Trajetória de Lindomar Castilho une sucessos do bolero e assassinato da esposa

O cantor e compositor Lindomar Castilho morreu neste sábado (20), aos 85 anos. A informação foi confirmada por sua filha, Lili De Grammont, nas redes sociais. A causa do óbito não foi revelada. Considerado um dos maiores ícones da música brega e romântica do Brasil, Lindomar viveu uma trajetória de extremos: foi de fenômeno de vendas na década de 1970 ao ostracismo após protagonizar um dos crimes mais chocantes da crônica policial brasileira.

A voz que rifou corações

Nascido em Goiás, Lindomar abandonou a faculdade de Direito para se dedicar à música. Sua voz potente e interpretação dramática lhe renderam a alcunha de “Rei do Bolero”. Entre o final dos anos 60 e a década de 70, ele se consolidou como um dos artistas mais populares do país, com discos lançados simultaneamente no Brasil e nos Estados Unidos.

Seu repertório era marcado por letras de amor rasgado, desilusão e cenários de boemia. Entre seus maiores sucessos estão “Eu Vou Rifar Meu Coração”, “Chamarada” e “Nós Somos Dois Sem Vergonhas”.

No entanto, foi a faixa “Você É Doida Demais” que garantiu sua permanência na memória pop recente. Originalmente um sucesso do rádio, a música foi resgatada nos anos 2000 como tema de abertura da série “Os Normais”, da TV Globo, e do filme “Domésticas”, apresentando o cantor a uma nova geração.

Crime no Café Belle Époque

A carreira de Lindomar foi brutalmente interrompida na madrugada de 30 de março de 1981. Motivado por ciúmes excessivos e inconformado com a separação, o cantor invadiu o Café Belle Époque, na capital paulista, onde sua ex-esposa, a também cantora Eliane de Grammont, se apresentava.

Armado, Lindomar disparou contra o palco, atingindo Eliane no peito. A artista, que tinha apenas 26 anos, não resistiu. O cantor também feriu o violonista Carlos Randall, seu primo, que acompanhava Eliane no show.

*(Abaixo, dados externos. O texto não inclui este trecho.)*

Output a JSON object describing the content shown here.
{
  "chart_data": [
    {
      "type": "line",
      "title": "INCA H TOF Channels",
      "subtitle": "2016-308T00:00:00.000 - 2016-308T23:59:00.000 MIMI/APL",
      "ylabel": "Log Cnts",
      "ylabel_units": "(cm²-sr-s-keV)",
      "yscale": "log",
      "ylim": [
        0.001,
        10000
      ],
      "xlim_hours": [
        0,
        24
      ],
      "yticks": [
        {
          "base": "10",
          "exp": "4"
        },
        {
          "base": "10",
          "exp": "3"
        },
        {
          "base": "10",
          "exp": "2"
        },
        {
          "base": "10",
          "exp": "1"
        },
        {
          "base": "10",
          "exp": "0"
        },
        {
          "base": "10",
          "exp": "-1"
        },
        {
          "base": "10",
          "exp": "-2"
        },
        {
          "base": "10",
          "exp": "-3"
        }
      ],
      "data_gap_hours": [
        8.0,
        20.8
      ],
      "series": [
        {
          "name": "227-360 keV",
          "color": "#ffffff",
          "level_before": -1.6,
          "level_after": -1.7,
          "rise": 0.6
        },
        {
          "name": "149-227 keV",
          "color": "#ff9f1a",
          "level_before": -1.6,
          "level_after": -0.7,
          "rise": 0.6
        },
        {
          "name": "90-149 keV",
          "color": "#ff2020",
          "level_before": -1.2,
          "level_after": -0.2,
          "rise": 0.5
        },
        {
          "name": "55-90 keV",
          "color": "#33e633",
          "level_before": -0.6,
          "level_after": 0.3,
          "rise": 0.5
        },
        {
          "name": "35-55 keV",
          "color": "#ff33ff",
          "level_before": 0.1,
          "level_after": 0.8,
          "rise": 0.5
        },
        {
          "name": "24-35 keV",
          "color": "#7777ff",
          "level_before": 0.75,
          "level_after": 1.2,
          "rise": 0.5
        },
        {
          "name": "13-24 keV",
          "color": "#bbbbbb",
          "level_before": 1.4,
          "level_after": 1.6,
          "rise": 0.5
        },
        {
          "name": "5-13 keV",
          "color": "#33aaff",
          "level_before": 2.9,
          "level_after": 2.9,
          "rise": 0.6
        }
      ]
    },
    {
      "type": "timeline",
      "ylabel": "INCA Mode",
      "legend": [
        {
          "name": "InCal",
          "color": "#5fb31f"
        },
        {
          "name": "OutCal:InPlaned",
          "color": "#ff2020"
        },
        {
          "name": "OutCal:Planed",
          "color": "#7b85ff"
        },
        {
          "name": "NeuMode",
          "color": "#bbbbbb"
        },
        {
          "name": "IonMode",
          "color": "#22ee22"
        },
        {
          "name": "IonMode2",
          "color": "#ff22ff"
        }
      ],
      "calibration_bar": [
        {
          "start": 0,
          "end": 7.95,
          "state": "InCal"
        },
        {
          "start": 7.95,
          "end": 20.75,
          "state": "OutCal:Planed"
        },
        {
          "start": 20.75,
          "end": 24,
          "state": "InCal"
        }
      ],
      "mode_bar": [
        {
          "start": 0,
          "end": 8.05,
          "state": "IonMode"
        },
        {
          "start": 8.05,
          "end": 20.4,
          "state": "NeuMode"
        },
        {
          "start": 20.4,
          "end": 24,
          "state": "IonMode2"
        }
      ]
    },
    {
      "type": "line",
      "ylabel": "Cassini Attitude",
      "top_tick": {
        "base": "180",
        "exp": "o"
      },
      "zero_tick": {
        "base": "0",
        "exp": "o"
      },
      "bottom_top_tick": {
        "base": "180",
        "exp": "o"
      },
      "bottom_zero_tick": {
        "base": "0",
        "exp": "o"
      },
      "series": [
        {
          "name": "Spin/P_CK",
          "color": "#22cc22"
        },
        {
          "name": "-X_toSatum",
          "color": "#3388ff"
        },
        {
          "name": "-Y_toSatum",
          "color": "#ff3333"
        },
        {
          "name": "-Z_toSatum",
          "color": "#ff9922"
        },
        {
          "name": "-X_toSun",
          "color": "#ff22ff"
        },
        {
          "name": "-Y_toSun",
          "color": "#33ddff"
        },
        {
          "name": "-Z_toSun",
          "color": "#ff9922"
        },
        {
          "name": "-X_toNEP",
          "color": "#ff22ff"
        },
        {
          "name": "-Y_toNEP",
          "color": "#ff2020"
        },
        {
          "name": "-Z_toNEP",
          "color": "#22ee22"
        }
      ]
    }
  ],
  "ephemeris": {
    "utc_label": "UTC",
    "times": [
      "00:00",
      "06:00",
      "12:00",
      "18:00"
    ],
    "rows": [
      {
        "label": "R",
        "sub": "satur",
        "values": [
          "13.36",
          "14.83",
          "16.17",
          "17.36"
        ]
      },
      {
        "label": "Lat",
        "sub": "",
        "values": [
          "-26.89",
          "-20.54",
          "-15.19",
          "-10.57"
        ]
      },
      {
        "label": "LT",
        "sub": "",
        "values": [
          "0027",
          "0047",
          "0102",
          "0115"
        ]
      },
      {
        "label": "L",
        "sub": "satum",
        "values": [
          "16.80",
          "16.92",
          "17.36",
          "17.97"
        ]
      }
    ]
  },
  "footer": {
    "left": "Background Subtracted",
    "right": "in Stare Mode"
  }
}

O julgamento de Lindomar Castilho tornou-se um marco jurídico e social no Brasil. A defesa chegou a evocar a tese da “legítima defesa da honra” — argumento jurídico arcaico utilizado para justificar feminicídios, hoje inconstitucional. Condenado a 12 anos de prisão, o caso mobilizou movimentos feministas e levantou debates acalorados sobre a violência doméstica no país.

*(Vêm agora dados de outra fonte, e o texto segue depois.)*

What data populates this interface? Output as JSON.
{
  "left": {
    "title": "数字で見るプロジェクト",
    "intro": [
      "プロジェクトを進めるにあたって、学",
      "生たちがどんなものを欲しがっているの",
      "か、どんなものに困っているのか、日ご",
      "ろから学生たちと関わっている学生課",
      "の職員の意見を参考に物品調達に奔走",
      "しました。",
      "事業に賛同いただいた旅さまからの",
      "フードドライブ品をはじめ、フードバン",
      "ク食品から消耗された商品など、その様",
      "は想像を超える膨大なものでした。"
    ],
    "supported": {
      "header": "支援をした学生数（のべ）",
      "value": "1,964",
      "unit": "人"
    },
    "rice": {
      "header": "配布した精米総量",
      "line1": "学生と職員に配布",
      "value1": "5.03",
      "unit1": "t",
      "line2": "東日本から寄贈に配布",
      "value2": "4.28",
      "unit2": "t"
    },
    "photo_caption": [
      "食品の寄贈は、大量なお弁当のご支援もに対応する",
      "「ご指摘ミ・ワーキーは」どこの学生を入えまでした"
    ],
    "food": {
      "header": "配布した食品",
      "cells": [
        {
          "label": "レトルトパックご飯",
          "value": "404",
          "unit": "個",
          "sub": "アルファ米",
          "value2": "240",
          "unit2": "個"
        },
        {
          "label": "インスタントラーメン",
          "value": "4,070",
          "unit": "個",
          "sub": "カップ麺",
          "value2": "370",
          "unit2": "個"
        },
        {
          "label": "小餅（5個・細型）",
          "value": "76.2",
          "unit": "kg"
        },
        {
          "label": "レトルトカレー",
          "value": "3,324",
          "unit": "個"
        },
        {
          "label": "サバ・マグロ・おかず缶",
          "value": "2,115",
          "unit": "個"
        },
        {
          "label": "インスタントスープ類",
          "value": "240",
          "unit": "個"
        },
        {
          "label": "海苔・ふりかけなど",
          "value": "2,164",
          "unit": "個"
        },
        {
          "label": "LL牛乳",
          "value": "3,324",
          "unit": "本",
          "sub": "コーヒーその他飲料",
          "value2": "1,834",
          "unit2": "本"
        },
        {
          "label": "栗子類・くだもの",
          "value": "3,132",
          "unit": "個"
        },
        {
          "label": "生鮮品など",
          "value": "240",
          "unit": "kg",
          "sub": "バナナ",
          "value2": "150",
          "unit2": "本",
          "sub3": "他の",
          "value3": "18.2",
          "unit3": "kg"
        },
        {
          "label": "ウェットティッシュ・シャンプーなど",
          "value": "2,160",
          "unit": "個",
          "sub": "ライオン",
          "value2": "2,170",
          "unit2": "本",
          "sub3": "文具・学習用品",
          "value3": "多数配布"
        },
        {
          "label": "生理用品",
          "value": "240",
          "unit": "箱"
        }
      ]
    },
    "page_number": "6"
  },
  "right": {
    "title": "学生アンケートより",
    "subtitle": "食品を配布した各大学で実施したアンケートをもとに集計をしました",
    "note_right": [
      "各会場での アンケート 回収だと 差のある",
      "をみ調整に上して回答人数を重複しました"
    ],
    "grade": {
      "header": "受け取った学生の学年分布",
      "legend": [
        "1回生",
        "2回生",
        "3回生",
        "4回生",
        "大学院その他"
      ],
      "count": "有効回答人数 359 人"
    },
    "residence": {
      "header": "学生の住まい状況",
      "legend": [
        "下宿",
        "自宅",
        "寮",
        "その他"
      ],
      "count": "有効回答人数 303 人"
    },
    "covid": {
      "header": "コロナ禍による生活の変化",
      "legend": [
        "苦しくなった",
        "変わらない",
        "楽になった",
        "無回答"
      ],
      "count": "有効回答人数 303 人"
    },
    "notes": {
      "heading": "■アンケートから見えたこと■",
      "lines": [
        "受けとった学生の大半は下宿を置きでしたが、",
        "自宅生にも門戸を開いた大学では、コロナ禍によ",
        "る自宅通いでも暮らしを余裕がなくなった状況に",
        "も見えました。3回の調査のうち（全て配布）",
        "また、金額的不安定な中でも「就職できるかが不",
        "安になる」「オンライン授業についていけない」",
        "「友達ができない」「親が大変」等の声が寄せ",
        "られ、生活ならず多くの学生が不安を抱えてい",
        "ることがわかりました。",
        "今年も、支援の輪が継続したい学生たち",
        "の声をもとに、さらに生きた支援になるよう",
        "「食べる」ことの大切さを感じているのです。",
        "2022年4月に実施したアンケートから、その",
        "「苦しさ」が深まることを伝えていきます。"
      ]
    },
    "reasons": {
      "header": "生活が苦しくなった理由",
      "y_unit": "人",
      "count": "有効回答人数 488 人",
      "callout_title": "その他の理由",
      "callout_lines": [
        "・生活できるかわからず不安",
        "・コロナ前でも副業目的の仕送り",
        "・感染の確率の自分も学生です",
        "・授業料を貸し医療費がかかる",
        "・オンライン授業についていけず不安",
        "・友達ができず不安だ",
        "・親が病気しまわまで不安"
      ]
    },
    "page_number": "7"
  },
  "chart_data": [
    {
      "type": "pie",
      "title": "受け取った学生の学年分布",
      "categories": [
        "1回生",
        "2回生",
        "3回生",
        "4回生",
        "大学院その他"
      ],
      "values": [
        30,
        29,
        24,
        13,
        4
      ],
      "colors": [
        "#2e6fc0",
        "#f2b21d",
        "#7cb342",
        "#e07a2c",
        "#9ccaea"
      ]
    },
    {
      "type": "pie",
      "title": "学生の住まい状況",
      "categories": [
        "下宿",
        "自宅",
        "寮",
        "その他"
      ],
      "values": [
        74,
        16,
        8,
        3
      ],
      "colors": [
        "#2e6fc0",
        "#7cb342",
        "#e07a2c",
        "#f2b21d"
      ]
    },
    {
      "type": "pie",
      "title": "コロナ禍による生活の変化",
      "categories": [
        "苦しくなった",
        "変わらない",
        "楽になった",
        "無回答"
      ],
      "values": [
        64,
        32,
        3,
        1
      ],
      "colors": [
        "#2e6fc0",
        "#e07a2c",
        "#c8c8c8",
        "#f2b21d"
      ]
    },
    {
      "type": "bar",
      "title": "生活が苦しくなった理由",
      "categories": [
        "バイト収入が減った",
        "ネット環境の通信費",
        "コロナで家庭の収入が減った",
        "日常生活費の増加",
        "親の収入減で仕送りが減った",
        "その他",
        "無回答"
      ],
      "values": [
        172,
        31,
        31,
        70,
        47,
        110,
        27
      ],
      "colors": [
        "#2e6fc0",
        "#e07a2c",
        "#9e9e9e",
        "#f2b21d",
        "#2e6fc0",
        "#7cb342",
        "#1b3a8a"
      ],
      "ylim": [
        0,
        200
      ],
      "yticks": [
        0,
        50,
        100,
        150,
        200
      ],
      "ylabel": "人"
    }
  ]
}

Prisão, declínio e isolamento

Lindomar cumpriu parte da pena em regime fechado e obteve a liberdade condicional no final da década de 1980, saindo definitivamente da prisão nos anos 90. Durante o cárcere, chegou a gravar um disco intitulado “Muralhas da Solidão”.

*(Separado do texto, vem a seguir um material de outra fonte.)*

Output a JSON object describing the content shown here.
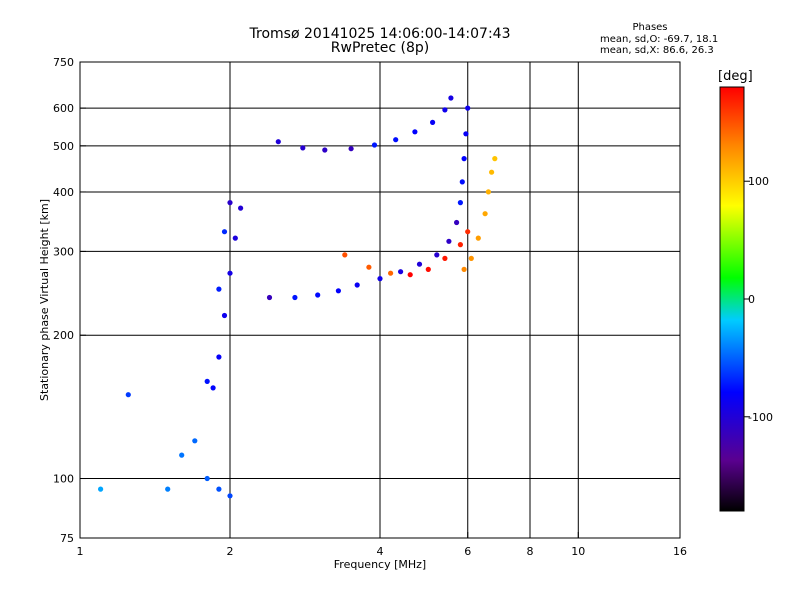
{
  "header": {
    "title_line1": "Tromsø 20141025 14:06:00-14:07:43",
    "title_line2": "RwPretec (8p)",
    "stats_title": "Phases",
    "stats_line1": "mean, sd,O: -69.7, 18.1",
    "stats_line2": "mean, sd,X:  86.6, 26.3"
  },
  "colorbar": {
    "unit_label": "[deg]",
    "tick_labels": [
      "100",
      "0",
      "-100"
    ],
    "tick_values": [
      100,
      0,
      -100
    ],
    "range": [
      -180,
      180
    ]
  },
  "chart_data": {
    "type": "scatter",
    "xlabel": "Frequency [MHz]",
    "ylabel": "Stationary phase Virtual Height [km]",
    "x_scale": "log",
    "y_scale": "log",
    "xlim": [
      1,
      16
    ],
    "ylim": [
      75,
      750
    ],
    "x_ticks": [
      1,
      2,
      4,
      6,
      8,
      10,
      16
    ],
    "x_tick_labels": [
      "1",
      "2",
      "4",
      "6",
      "8",
      "10",
      "16"
    ],
    "y_ticks": [
      75,
      100,
      200,
      300,
      400,
      500,
      600,
      750
    ],
    "y_tick_labels": [
      "75",
      "100",
      "200",
      "300",
      "400",
      "500",
      "600",
      "750"
    ],
    "gridlines_x": [
      2,
      4,
      6,
      8,
      10
    ],
    "gridlines_y": [
      100,
      200,
      300,
      400,
      500,
      600
    ],
    "traces": [
      {
        "name": "",
        "phase": -110,
        "points": [
          [
            2.4,
            240
          ],
          [
            2.7,
            240
          ],
          [
            3.0,
            243
          ],
          [
            3.3,
            248
          ],
          [
            3.6,
            255
          ],
          [
            4.0,
            263
          ],
          [
            4.4,
            272
          ],
          [
            4.8,
            282
          ],
          [
            5.2,
            295
          ],
          [
            5.5,
            315
          ],
          [
            5.7,
            345
          ],
          [
            5.8,
            380
          ],
          [
            5.85,
            420
          ],
          [
            5.9,
            470
          ],
          [
            5.95,
            530
          ],
          [
            6.0,
            600
          ]
        ]
      },
      {
        "name": "",
        "phase": -110,
        "points": [
          [
            2.5,
            510
          ],
          [
            2.8,
            495
          ],
          [
            3.1,
            490
          ],
          [
            3.5,
            493
          ],
          [
            3.9,
            502
          ],
          [
            4.3,
            515
          ],
          [
            4.7,
            535
          ],
          [
            5.1,
            560
          ],
          [
            5.4,
            595
          ],
          [
            5.55,
            630
          ]
        ]
      },
      {
        "name": "",
        "phase": -105,
        "points": [
          [
            1.85,
            155
          ],
          [
            1.9,
            180
          ],
          [
            1.95,
            220
          ],
          [
            2.0,
            270
          ],
          [
            2.05,
            320
          ],
          [
            2.1,
            370
          ],
          [
            2.0,
            380
          ],
          [
            1.95,
            330
          ],
          [
            1.9,
            250
          ],
          [
            1.8,
            160
          ]
        ]
      },
      {
        "name": "",
        "phase": 110,
        "points": [
          [
            5.9,
            275
          ],
          [
            6.1,
            290
          ],
          [
            6.3,
            320
          ],
          [
            6.5,
            360
          ],
          [
            6.6,
            400
          ],
          [
            6.7,
            440
          ],
          [
            6.8,
            470
          ]
        ]
      },
      {
        "name": "",
        "phase": 160,
        "points": [
          [
            3.4,
            295
          ],
          [
            3.8,
            278
          ],
          [
            4.2,
            270
          ],
          [
            4.6,
            268
          ],
          [
            5.0,
            275
          ],
          [
            5.4,
            290
          ],
          [
            5.8,
            310
          ],
          [
            6.0,
            330
          ]
        ]
      },
      {
        "name": "",
        "phase": -60,
        "points": [
          [
            1.5,
            95
          ],
          [
            1.6,
            112
          ],
          [
            1.7,
            120
          ],
          [
            1.8,
            100
          ],
          [
            1.9,
            95
          ],
          [
            2.0,
            92
          ],
          [
            1.25,
            150
          ],
          [
            1.1,
            95
          ]
        ]
      }
    ]
  }
}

Em 2000, tentou retomar a carreira com o lançamento do álbum “Lindomar Castilho Ao Vivo”, impulsionado pelo sucesso da trilha de “Os Normais”. Apesar de manter uma base de fãs fiéis, o estigma do crime jamais permitiu que ele recuperasse o prestígio de outrora. Nos últimos anos, Lindomar Castilho vivia de forma reclusa e longe dos holofotes.